I got back into the Hindustan Ambassador and felt all my own driving elements coming back after three days of being driven and gunned the engine to drive about one hundred and ninety odd kilometres to reach Pench.

with its nose towards the Kisli gate entry through which
we catapulted our way to Pench
Maintaining an average drive speed of eighty kilometers an hour, we took about three hours to reach Pench. By the time we reached, the sun had well past its prime and had started its westward homeward run.
Man eater leopard🐅
We traveled about four to five kilometres in the forest as it was getting dark before we came to a spot where we met a lethal feline within an iron fortress.

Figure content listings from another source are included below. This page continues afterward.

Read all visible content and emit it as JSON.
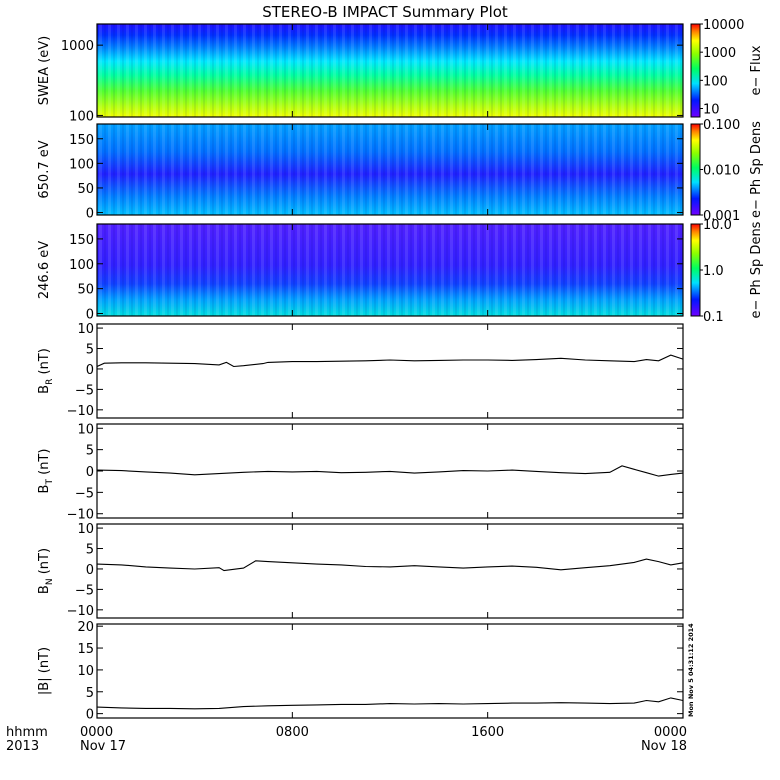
{
  "title": "STEREO-B IMPACT Summary Plot",
  "stamp": "Mon Nov  5 04:31:12 2014",
  "time_axis": {
    "row1_label": "hhmm",
    "row2_label": "2013",
    "ticks": [
      {
        "hours": 0,
        "hhmm": "0000",
        "date": "Nov 17"
      },
      {
        "hours": 8,
        "hhmm": "0800",
        "date": ""
      },
      {
        "hours": 16,
        "hhmm": "1600",
        "date": ""
      },
      {
        "hours": 24,
        "hhmm": "0000",
        "date": "Nov 18"
      }
    ],
    "range_hours": [
      0,
      24
    ]
  },
  "chart_data": [
    {
      "type": "heatmap",
      "ylabel": "SWEA (eV)",
      "yscale": "log",
      "ylim": [
        95,
        2000
      ],
      "yticks": [
        {
          "v": 100,
          "label": "100"
        },
        {
          "v": 1000,
          "label": "1000"
        }
      ],
      "colorbar": {
        "label": "e− Flux",
        "scale": "log",
        "range": [
          5,
          10000
        ],
        "ticks": [
          {
            "v": 10000,
            "label": "10000"
          },
          {
            "v": 1000,
            "label": "1000"
          },
          {
            "v": 100,
            "label": "100"
          },
          {
            "v": 10,
            "label": "10"
          }
        ]
      }
    },
    {
      "type": "heatmap",
      "ylabel": "650.7 eV",
      "ylim": [
        -5,
        180
      ],
      "yticks": [
        {
          "v": 0,
          "label": "0"
        },
        {
          "v": 50,
          "label": "50"
        },
        {
          "v": 100,
          "label": "100"
        },
        {
          "v": 150,
          "label": "150"
        }
      ],
      "colorbar": {
        "label": "e− Ph Sp Dens",
        "scale": "log",
        "range": [
          0.001,
          0.1
        ],
        "ticks": [
          {
            "v": 0.1,
            "label": "0.100"
          },
          {
            "v": 0.01,
            "label": "0.010"
          },
          {
            "v": 0.001,
            "label": "0.001"
          }
        ]
      }
    },
    {
      "type": "heatmap",
      "ylabel": "246.6 eV",
      "ylim": [
        -5,
        180
      ],
      "yticks": [
        {
          "v": 0,
          "label": "0"
        },
        {
          "v": 50,
          "label": "50"
        },
        {
          "v": 100,
          "label": "100"
        },
        {
          "v": 150,
          "label": "150"
        }
      ],
      "colorbar": {
        "label": "e− Ph Sp Dens",
        "scale": "log",
        "range": [
          0.1,
          10
        ],
        "ticks": [
          {
            "v": 10,
            "label": "10.0"
          },
          {
            "v": 1,
            "label": "1.0"
          },
          {
            "v": 0.1,
            "label": "0.1"
          }
        ]
      }
    },
    {
      "type": "line",
      "ylabel": "B",
      "ysub": "R",
      "yunit": " (nT)",
      "ylim": [
        -12,
        11
      ],
      "yticks": [
        {
          "v": -10,
          "label": "−10"
        },
        {
          "v": -5,
          "label": "−5"
        },
        {
          "v": 0,
          "label": "0"
        },
        {
          "v": 5,
          "label": "5"
        },
        {
          "v": 10,
          "label": "10"
        }
      ],
      "x": [
        0,
        0.3,
        1,
        2,
        3,
        4,
        5,
        5.3,
        5.6,
        6,
        6.8,
        7,
        8,
        9,
        10,
        11,
        12,
        13,
        14,
        15,
        16,
        17,
        18,
        19,
        20,
        21,
        22,
        22.5,
        23,
        23.5,
        24
      ],
      "y": [
        0.6,
        1.4,
        1.5,
        1.5,
        1.4,
        1.3,
        1.0,
        1.6,
        0.6,
        0.8,
        1.3,
        1.6,
        1.8,
        1.8,
        1.9,
        2.0,
        2.2,
        2.0,
        2.1,
        2.2,
        2.2,
        2.1,
        2.3,
        2.6,
        2.2,
        2.0,
        1.8,
        2.3,
        2.0,
        3.4,
        2.4
      ]
    },
    {
      "type": "line",
      "ylabel": "B",
      "ysub": "T",
      "yunit": " (nT)",
      "ylim": [
        -11,
        11
      ],
      "yticks": [
        {
          "v": -10,
          "label": "−10"
        },
        {
          "v": -5,
          "label": "−5"
        },
        {
          "v": 0,
          "label": "0"
        },
        {
          "v": 5,
          "label": "5"
        },
        {
          "v": 10,
          "label": "10"
        }
      ],
      "x": [
        0,
        1,
        2,
        3,
        4,
        5,
        6,
        7,
        8,
        9,
        10,
        11,
        12,
        13,
        14,
        15,
        16,
        17,
        18,
        19,
        20,
        21,
        21.5,
        22,
        22.5,
        23,
        23.5,
        24
      ],
      "y": [
        0.2,
        0.1,
        -0.2,
        -0.5,
        -0.9,
        -0.6,
        -0.3,
        -0.1,
        -0.2,
        -0.1,
        -0.4,
        -0.3,
        -0.1,
        -0.5,
        -0.2,
        0.1,
        0.0,
        0.2,
        -0.1,
        -0.4,
        -0.6,
        -0.3,
        1.2,
        0.4,
        -0.4,
        -1.2,
        -0.8,
        -0.5
      ]
    },
    {
      "type": "line",
      "ylabel": "B",
      "ysub": "N",
      "yunit": " (nT)",
      "ylim": [
        -12,
        11
      ],
      "yticks": [
        {
          "v": -10,
          "label": "−10"
        },
        {
          "v": -5,
          "label": "−5"
        },
        {
          "v": 0,
          "label": "0"
        },
        {
          "v": 5,
          "label": "5"
        },
        {
          "v": 10,
          "label": "10"
        }
      ],
      "x": [
        0,
        1,
        2,
        3,
        4,
        5,
        5.2,
        6,
        6.5,
        7,
        8,
        9,
        10,
        11,
        12,
        13,
        14,
        15,
        16,
        17,
        18,
        19,
        20,
        21,
        22,
        22.5,
        23,
        23.5,
        24
      ],
      "y": [
        1.2,
        1.0,
        0.5,
        0.2,
        0.0,
        0.3,
        -0.4,
        0.2,
        2.0,
        1.8,
        1.5,
        1.2,
        1.0,
        0.6,
        0.5,
        0.8,
        0.5,
        0.2,
        0.5,
        0.7,
        0.4,
        -0.2,
        0.3,
        0.8,
        1.6,
        2.4,
        1.8,
        1.0,
        1.5
      ]
    },
    {
      "type": "line",
      "ylabel": "|B|",
      "ysub": "",
      "yunit": " (nT)",
      "ylim": [
        -1,
        20.5
      ],
      "yticks": [
        {
          "v": 0,
          "label": "0"
        },
        {
          "v": 5,
          "label": "5"
        },
        {
          "v": 10,
          "label": "10"
        },
        {
          "v": 15,
          "label": "15"
        },
        {
          "v": 20,
          "label": "20"
        }
      ],
      "x": [
        0,
        1,
        2,
        3,
        4,
        5,
        6,
        7,
        8,
        9,
        10,
        11,
        12,
        13,
        14,
        15,
        16,
        17,
        18,
        19,
        20,
        21,
        22,
        22.5,
        23,
        23.5,
        24
      ],
      "y": [
        1.5,
        1.3,
        1.2,
        1.2,
        1.1,
        1.2,
        1.6,
        1.8,
        1.9,
        2.0,
        2.1,
        2.1,
        2.3,
        2.2,
        2.3,
        2.2,
        2.3,
        2.4,
        2.4,
        2.5,
        2.4,
        2.3,
        2.4,
        3.0,
        2.7,
        3.6,
        3.0
      ]
    }
  ]
}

Pench’s forested horizon ablaze with the setting sun
My excitement was bursting at its seams, as I was able to capture a leopard, infamous for killing twenty humans and now lived its remaining life in captivity.
Love of human blood had changed its life.
Even today as we had seen, if someone approached the leopard at close quarters, the cat bared its yellow white teeth and hissed its fierce aggression as if it was in the wild, ready to strike.
Land of Rudyard Kipling✍️

For lunch, we came back to a restaurant that had murals and paintings that depicted the famous characters of Jungle book by Rudyard Kipling.
It was here, he wrote the book after falling in love with woods around him.

with the painting of ‘Mowgli‘ the famous Jungle Book boy character
We were almost on the verge of winding our brilliant forest excursion of Kanha and Pench. What we learned will remain with us forever.
You will get consumed by reverence for these forests by their sheer personality.
It is us who are the trespassers and not the wild animals.
By way of today’s technologies, we reckon we have become the so called demigods who take it for granted that animals can be driven to submission and handled with ruthlessness.
Love, thy forest🐅🌿
Instead of using our inventions to drive against them, we humans can be far more effective if we use them to help them flourish.

Replete with wild memories, I started the Ambassador to cover the two hundred and fifty kilometers of winding roads, briefly touching the Pench and spearheaded south west to reach Nagpur.
Hope the readers love the wild national parks of the tiger corridor of Madhya Pradesh and play by their rules and enjoy the wild country.
These wild animals are majestic and supreme, should prevail for our next generations to see, feel and glow in their delight.
I thank you for being with us through our exploration of Kanha and Pench.
| Part 1 | At 45 degrees NE Part 1 – Just 45° ↗️ to the northeast lies our gateway to the wilderness of 🌳 Kanha Wildlife Reserve 🦌 |
| Part 2 | ✨ Part 2 – Thrilling Drive through the Dense Jungle Trails of Kanha 🌳🚙🐅🌄 |
| Part 3 | 🌿🐅 Part 3 – Up Close with the Majestic Tigers of Kanha National Park! 🌳📸 |
| Part 4 | 🌿 Part 4 – Spellbinding Slices of Wildlife 🐅🦜: Kanha’s Living Natural Museum 🏞️ |
Inference
- Pench has the following gates in the core zones. They are Jamtara, Karmajhiri and Turia. The Turia is the biggest zone.
- Other zones are Khursapur, Sillari, Wolf Sanctuary, Rukhad.
- Indian black panther or black leopard is found in Pench.
- Pench lies on the Jabalpur-Nagpur highway.